# Hydraulic Problems



## jp2code (Sep 25, 2011)

I've got a BX2200 with the LA211 loader that had a small hydraulic leak this past spring.

I pulled the loader off, got into all the controls, and found a single hose that was frayed.

I went to Coleman equipment and ordered a replacement.

After a couple of weeks, the part arrives. The next chance I get, I installed the hose, hooked the loader back up, and see there is now a bigger leak.

I pulled the loader back off, got into the controls again, and found 2 frayed hoses this time. I swear, I did not notice them before!

I went back to Coleman Equipment, and ordered replacements.

After another couple of weeks, they arrived. We are in the middle of freaky-hot summer here in Texas, so I waited not only until I had time, but time in the very early morning. Got those on a month ago, hooked the loader back up, and see there is still a big leak. 

:argh:

Pulled it all apart again, and found two other frayed hoses. Same controller location!

Ordered replacements from Coleman Equipment.

Parts arrive, and I'm out there installing them this morning while the wife is at church. While installing them, I notice that the last 2 of the original hoses in this area are also now frayed.










OK, WTF is going on?

#[email protected]$:

What is causing these hoses to fray? Are they on some kind of timer that says "fray X days after the warranty period"?

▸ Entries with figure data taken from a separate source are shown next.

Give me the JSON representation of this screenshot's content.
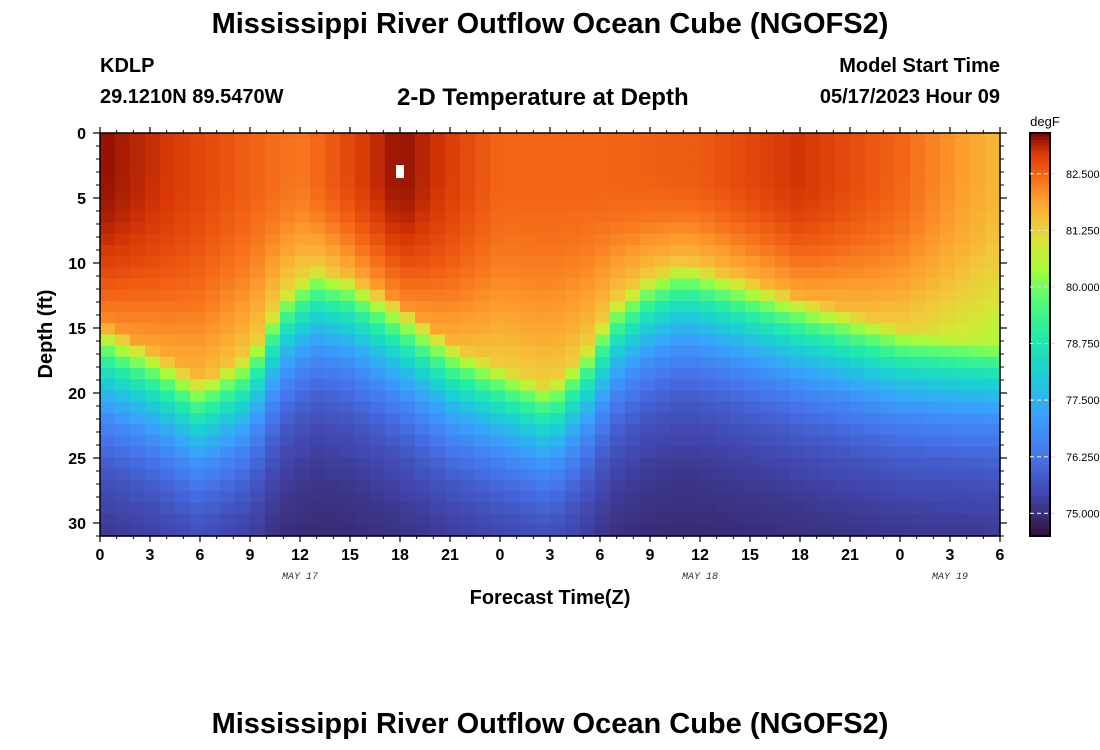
{
  "header": {
    "title": "Mississippi River Outflow Ocean Cube (NGOFS2)",
    "station_id": "KDLP",
    "coordinates": "29.1210N  89.5470W",
    "subtitle": "2-D Temperature at Depth",
    "model_start_label": "Model Start Time",
    "model_start_value": "05/17/2023 Hour 09"
  },
  "footer": {
    "title": "Mississippi River Outflow Ocean Cube (NGOFS2)"
  },
  "chart_data": {
    "type": "heatmap",
    "title": "2-D Temperature at Depth",
    "xlabel": "Forecast Time(Z)",
    "ylabel": "Depth (ft)",
    "x_range_hours": [
      0,
      54
    ],
    "x_tick_labels": [
      "0",
      "3",
      "6",
      "9",
      "12",
      "15",
      "18",
      "21",
      "0",
      "3",
      "6",
      "9",
      "12",
      "15",
      "18",
      "21",
      "0",
      "3",
      "6"
    ],
    "date_labels": [
      {
        "label": "MAY 17",
        "hour": 12
      },
      {
        "label": "MAY 18",
        "hour": 36
      },
      {
        "label": "MAY 19",
        "hour": 51
      }
    ],
    "y_range_ft": [
      0,
      31
    ],
    "y_ticks": [
      0,
      5,
      10,
      15,
      20,
      25,
      30
    ],
    "y_tick_labels": [
      "0",
      "5",
      "10",
      "15",
      "20",
      "25",
      "30"
    ],
    "colorbar": {
      "unit": "degF",
      "min": 74.5,
      "max": 83.4,
      "ticks": [
        75.0,
        76.25,
        77.5,
        78.75,
        80.0,
        81.25,
        82.5
      ],
      "tick_labels": [
        "75.000",
        "76.250",
        "77.500",
        "78.750",
        "80.000",
        "81.250",
        "82.500"
      ]
    },
    "thermocline_depth_ft": [
      {
        "hour": 0,
        "depth": 14.5
      },
      {
        "hour": 3,
        "depth": 16.5
      },
      {
        "hour": 6,
        "depth": 19
      },
      {
        "hour": 9,
        "depth": 17
      },
      {
        "hour": 11,
        "depth": 12.5
      },
      {
        "hour": 13,
        "depth": 10.5
      },
      {
        "hour": 15,
        "depth": 11
      },
      {
        "hour": 18,
        "depth": 13
      },
      {
        "hour": 21,
        "depth": 16
      },
      {
        "hour": 24,
        "depth": 18
      },
      {
        "hour": 27,
        "depth": 19.5
      },
      {
        "hour": 29,
        "depth": 17
      },
      {
        "hour": 31,
        "depth": 13
      },
      {
        "hour": 33,
        "depth": 11
      },
      {
        "hour": 35,
        "depth": 10
      },
      {
        "hour": 38,
        "depth": 11
      },
      {
        "hour": 42,
        "depth": 12.5
      },
      {
        "hour": 48,
        "depth": 15
      },
      {
        "hour": 54,
        "depth": 16.5
      }
    ],
    "surface_temp_degF": [
      {
        "hour": 0,
        "value": 83.3
      },
      {
        "hour": 6,
        "value": 82.8
      },
      {
        "hour": 12,
        "value": 82.3
      },
      {
        "hour": 18,
        "value": 83.3
      },
      {
        "hour": 24,
        "value": 82.5
      },
      {
        "hour": 30,
        "value": 82.5
      },
      {
        "hour": 36,
        "value": 82.6
      },
      {
        "hour": 42,
        "value": 83.0
      },
      {
        "hour": 48,
        "value": 82.5
      },
      {
        "hour": 54,
        "value": 81.6
      }
    ],
    "bottom_temp_degF": 74.8,
    "marker": {
      "hour": 18,
      "depth_ft": 3
    }
  }
}
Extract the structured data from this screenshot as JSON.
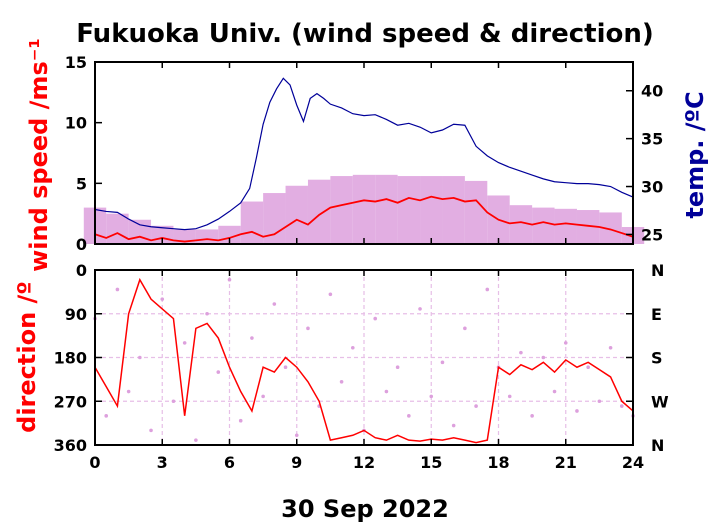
{
  "title": "Fukuoka Univ. (wind speed & direction)",
  "date_label": "30 Sep 2022",
  "colors": {
    "wind_line": "#ff0000",
    "wind_band": "#dda0dd",
    "temperature": "#000099",
    "axis": "#000000",
    "direction_grid": "#e7bfe7"
  },
  "chart_data": [
    {
      "type": "line",
      "title": "Fukuoka Univ. (wind speed & direction)",
      "xlabel": "30 Sep 2022",
      "ylabel": "wind speed /ms⁻¹",
      "y2label": "temp. /ºC",
      "xlim": [
        0,
        24
      ],
      "ylim": [
        0,
        15
      ],
      "y2lim": [
        24,
        43
      ],
      "xticks": [
        0,
        3,
        6,
        9,
        12,
        15,
        18,
        21,
        24
      ],
      "yticks": [
        0,
        5,
        10,
        15
      ],
      "y2ticks": [
        25,
        30,
        35,
        40
      ],
      "grid": false,
      "series": [
        {
          "axis": "left",
          "x": [
            0,
            0.5,
            1,
            1.5,
            2,
            2.5,
            3,
            3.5,
            4,
            4.5,
            5,
            5.5,
            6,
            6.5,
            7,
            7.5,
            8,
            8.5,
            9,
            9.5,
            10,
            10.5,
            11,
            11.5,
            12,
            12.5,
            13,
            13.5,
            14,
            14.5,
            15,
            15.5,
            16,
            16.5,
            17,
            17.5,
            18,
            18.5,
            19,
            19.5,
            20,
            20.5,
            21,
            21.5,
            22,
            22.5,
            23,
            23.5,
            24
          ],
          "values": [
            0.8,
            0.5,
            0.9,
            0.4,
            0.6,
            0.3,
            0.5,
            0.3,
            0.2,
            0.3,
            0.4,
            0.3,
            0.5,
            0.8,
            1.0,
            0.6,
            0.8,
            1.4,
            2.0,
            1.6,
            2.4,
            3.0,
            3.2,
            3.4,
            3.6,
            3.5,
            3.7,
            3.4,
            3.8,
            3.6,
            3.9,
            3.7,
            3.8,
            3.5,
            3.6,
            2.6,
            2.0,
            1.7,
            1.8,
            1.6,
            1.8,
            1.6,
            1.7,
            1.6,
            1.5,
            1.4,
            1.2,
            0.9,
            0.6
          ]
        },
        {
          "axis": "left",
          "band": true,
          "x": [
            0,
            1,
            2,
            3,
            4,
            5,
            6,
            7,
            8,
            9,
            10,
            11,
            12,
            13,
            14,
            15,
            16,
            17,
            18,
            19,
            20,
            21,
            22,
            23,
            24
          ],
          "values": [
            3.0,
            2.5,
            2.0,
            1.5,
            1.2,
            1.2,
            1.5,
            3.5,
            4.2,
            4.8,
            5.3,
            5.6,
            5.7,
            5.7,
            5.6,
            5.6,
            5.6,
            5.2,
            4.0,
            3.2,
            3.0,
            2.9,
            2.8,
            2.6,
            1.4
          ]
        },
        {
          "axis": "right",
          "x": [
            0,
            0.5,
            1,
            1.5,
            2,
            2.5,
            3,
            3.5,
            4,
            4.5,
            5,
            5.5,
            6,
            6.5,
            6.9,
            7.2,
            7.5,
            7.8,
            8.1,
            8.4,
            8.7,
            9.0,
            9.3,
            9.6,
            9.9,
            10.2,
            10.5,
            11,
            11.5,
            12,
            12.5,
            13,
            13.5,
            14,
            14.5,
            15,
            15.5,
            16,
            16.5,
            17,
            17.5,
            18,
            18.5,
            19,
            19.5,
            20,
            20.5,
            21,
            21.5,
            22,
            22.5,
            23,
            23.5,
            24
          ],
          "values": [
            27.6,
            27.4,
            27.3,
            26.6,
            26.0,
            25.8,
            25.7,
            25.6,
            25.5,
            25.6,
            26.0,
            26.6,
            27.4,
            28.3,
            29.8,
            33.0,
            36.5,
            38.8,
            40.2,
            41.3,
            40.6,
            38.5,
            36.8,
            39.2,
            39.7,
            39.2,
            38.6,
            38.2,
            37.6,
            37.4,
            37.5,
            37.0,
            36.4,
            36.6,
            36.2,
            35.6,
            35.9,
            36.5,
            36.4,
            34.2,
            33.2,
            32.5,
            32.0,
            31.6,
            31.2,
            30.8,
            30.5,
            30.4,
            30.3,
            30.3,
            30.2,
            30.0,
            29.4,
            28.9
          ]
        }
      ]
    },
    {
      "type": "scatter",
      "xlabel": "30 Sep 2022",
      "ylabel": "direction /º",
      "xlim": [
        0,
        24
      ],
      "ylim": [
        0,
        360
      ],
      "y_inverted": true,
      "xticks": [
        0,
        3,
        6,
        9,
        12,
        15,
        18,
        21,
        24
      ],
      "yticks": [
        0,
        90,
        180,
        270,
        360
      ],
      "y2ticklabels": [
        "N",
        "E",
        "S",
        "W",
        "N"
      ],
      "grid": true,
      "series": [
        {
          "style": "scatter",
          "x": [
            0,
            0.5,
            1,
            1.5,
            2,
            2.5,
            3,
            3.5,
            4,
            4.5,
            5,
            5.5,
            6,
            6.5,
            7,
            7.5,
            8,
            8.5,
            9,
            9.5,
            10,
            10.5,
            11,
            11.5,
            12,
            12.5,
            13,
            13.5,
            14,
            14.5,
            15,
            15.5,
            16,
            16.5,
            17,
            17.5,
            18,
            18.5,
            19,
            19.5,
            20,
            20.5,
            21,
            21.5,
            22,
            22.5,
            23,
            23.5,
            24
          ],
          "values": [
            100,
            300,
            40,
            250,
            180,
            330,
            60,
            270,
            150,
            350,
            90,
            210,
            20,
            310,
            140,
            260,
            70,
            200,
            340,
            120,
            280,
            50,
            230,
            160,
            330,
            100,
            250,
            200,
            300,
            80,
            260,
            190,
            320,
            120,
            280,
            40,
            200,
            260,
            170,
            300,
            180,
            250,
            150,
            290,
            200,
            270,
            160,
            280,
            300
          ]
        },
        {
          "style": "line",
          "x": [
            0,
            0.5,
            1,
            1.5,
            2,
            2.5,
            3,
            3.5,
            4,
            4.5,
            5,
            5.5,
            6,
            6.5,
            7,
            7.5,
            8,
            8.5,
            9,
            9.5,
            10,
            10.5,
            11,
            11.5,
            12,
            12.5,
            13,
            13.5,
            14,
            14.5,
            15,
            15.5,
            16,
            16.5,
            17,
            17.5,
            18,
            18.5,
            19,
            19.5,
            20,
            20.5,
            21,
            21.5,
            22,
            22.5,
            23,
            23.5,
            24
          ],
          "values": [
            200,
            240,
            280,
            90,
            20,
            60,
            80,
            100,
            300,
            120,
            110,
            140,
            200,
            250,
            290,
            200,
            210,
            180,
            200,
            230,
            270,
            350,
            345,
            340,
            330,
            345,
            350,
            340,
            350,
            352,
            348,
            350,
            345,
            350,
            355,
            350,
            200,
            215,
            195,
            205,
            190,
            210,
            185,
            200,
            190,
            205,
            220,
            270,
            290
          ]
        }
      ]
    }
  ]
}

Should I just sit down and order new hydraulic hoses for the whole freakin' tractor?


----------



## tnbigfoot (Nov 1, 2011)

Thats a pretty good idea. I have the same model and have had multible hose give out. When I go to buy hoses, I have two extra made, as most of the hoses are the same length and fittings. The exception to this is the ppressure supply hose to the loader because if you take the loader on and off as often as I do, that hose is bent to extream angles.


----------